At least 589 Ukrainian civilians were killed and another 2,685 injured in Russia's war against Ukraine between June 1 and Aug. 31, according to a report by the Office of the U.N. High Commissioner for Human Rights (OHCHR) published on Oct. 1.
The number of victims in the summer increased by 45% compared to the OHCHR's spring monitoring, the report reads.
Over the summer, 324 men, 238 women, 14 girls, and 13 boys were killed, while 1,353 men, 1,155 women, 104 boys, and 73 girls were injured. The month of July 2024 was the deadliest for civilians in Ukraine since October 2022, according to the OHCHR.
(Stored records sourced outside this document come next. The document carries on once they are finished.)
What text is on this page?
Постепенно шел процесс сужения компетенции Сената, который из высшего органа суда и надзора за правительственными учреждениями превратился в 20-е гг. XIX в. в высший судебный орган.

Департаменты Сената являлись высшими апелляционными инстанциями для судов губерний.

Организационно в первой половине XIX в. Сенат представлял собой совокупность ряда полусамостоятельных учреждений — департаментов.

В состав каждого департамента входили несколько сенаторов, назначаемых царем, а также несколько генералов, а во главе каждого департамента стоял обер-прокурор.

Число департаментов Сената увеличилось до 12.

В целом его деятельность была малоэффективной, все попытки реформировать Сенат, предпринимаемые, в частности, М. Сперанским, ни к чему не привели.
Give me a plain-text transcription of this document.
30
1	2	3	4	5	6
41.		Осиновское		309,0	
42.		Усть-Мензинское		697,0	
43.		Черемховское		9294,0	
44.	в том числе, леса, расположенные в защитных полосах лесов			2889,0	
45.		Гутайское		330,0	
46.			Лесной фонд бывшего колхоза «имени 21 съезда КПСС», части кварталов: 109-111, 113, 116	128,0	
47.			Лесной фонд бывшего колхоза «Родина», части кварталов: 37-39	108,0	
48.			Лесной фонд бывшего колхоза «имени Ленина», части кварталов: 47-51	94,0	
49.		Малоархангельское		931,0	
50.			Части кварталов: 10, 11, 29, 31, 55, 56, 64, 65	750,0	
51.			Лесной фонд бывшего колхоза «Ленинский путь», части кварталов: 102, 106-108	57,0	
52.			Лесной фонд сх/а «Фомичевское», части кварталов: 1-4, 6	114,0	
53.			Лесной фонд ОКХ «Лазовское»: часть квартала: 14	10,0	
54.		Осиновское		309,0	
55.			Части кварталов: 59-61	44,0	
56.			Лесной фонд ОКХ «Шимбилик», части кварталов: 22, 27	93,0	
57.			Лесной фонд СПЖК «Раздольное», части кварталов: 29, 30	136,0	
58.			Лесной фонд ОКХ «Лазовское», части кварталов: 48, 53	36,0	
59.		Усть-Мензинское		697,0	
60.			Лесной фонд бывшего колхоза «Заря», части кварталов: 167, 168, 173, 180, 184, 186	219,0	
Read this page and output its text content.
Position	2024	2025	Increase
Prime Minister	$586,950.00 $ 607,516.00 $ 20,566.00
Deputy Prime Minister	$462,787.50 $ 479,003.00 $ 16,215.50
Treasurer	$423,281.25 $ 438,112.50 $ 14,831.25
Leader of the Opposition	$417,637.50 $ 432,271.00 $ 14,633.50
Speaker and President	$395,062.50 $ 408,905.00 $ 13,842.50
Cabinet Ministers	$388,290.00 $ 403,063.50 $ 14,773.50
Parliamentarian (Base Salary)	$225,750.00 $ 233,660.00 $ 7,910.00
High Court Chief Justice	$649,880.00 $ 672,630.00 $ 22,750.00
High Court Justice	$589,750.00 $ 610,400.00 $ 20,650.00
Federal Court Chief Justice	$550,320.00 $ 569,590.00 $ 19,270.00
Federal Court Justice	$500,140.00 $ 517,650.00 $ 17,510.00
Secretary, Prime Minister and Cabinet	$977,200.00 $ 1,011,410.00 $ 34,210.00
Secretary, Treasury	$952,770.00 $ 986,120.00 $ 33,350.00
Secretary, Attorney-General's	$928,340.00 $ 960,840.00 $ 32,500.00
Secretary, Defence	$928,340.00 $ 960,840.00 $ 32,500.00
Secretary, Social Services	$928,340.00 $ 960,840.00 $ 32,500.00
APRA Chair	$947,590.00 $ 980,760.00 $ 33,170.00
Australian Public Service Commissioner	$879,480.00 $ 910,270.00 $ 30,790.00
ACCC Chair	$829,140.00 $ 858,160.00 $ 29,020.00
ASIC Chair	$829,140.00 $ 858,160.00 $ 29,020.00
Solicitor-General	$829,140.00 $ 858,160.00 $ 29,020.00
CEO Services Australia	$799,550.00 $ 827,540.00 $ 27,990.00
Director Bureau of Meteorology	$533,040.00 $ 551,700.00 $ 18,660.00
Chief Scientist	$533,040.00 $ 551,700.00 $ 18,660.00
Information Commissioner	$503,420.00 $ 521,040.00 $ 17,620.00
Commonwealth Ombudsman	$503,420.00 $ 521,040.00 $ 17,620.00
The OHCHR said the main cause of the high number of civilian casualties in July was a large-scale coordinated attack of dozens of missiles launched by Russia at targets across Ukraine on July 8, which killed 44 people and injured 196, as Ukraine's State Emergency Service reported.
The Russian army's efforts to establish control over the territory of the eastern Donetsk Oblast also resulted in many civilian casualties, the OHCHR added.
At least 10,582 civilians have been killed and nearly 20,000 have been injured since the start of Russia's full-scale invasion of Ukraine in February 2022, the United Nations Human Rights Monitoring Mission in Ukraine (HRMMU) said on Feb. 22.
The figure of 10,582, which includes 587 children, consists of civilian deaths verified according to UN methodology.
The number of dead and injured in fighting immediately after the outbreak of the full-scale war has yet to be fully accounted for, and some of the places that saw the heaviest combat in early 2022 are still under Russian occupation, making it impossible for outside observers to investigate.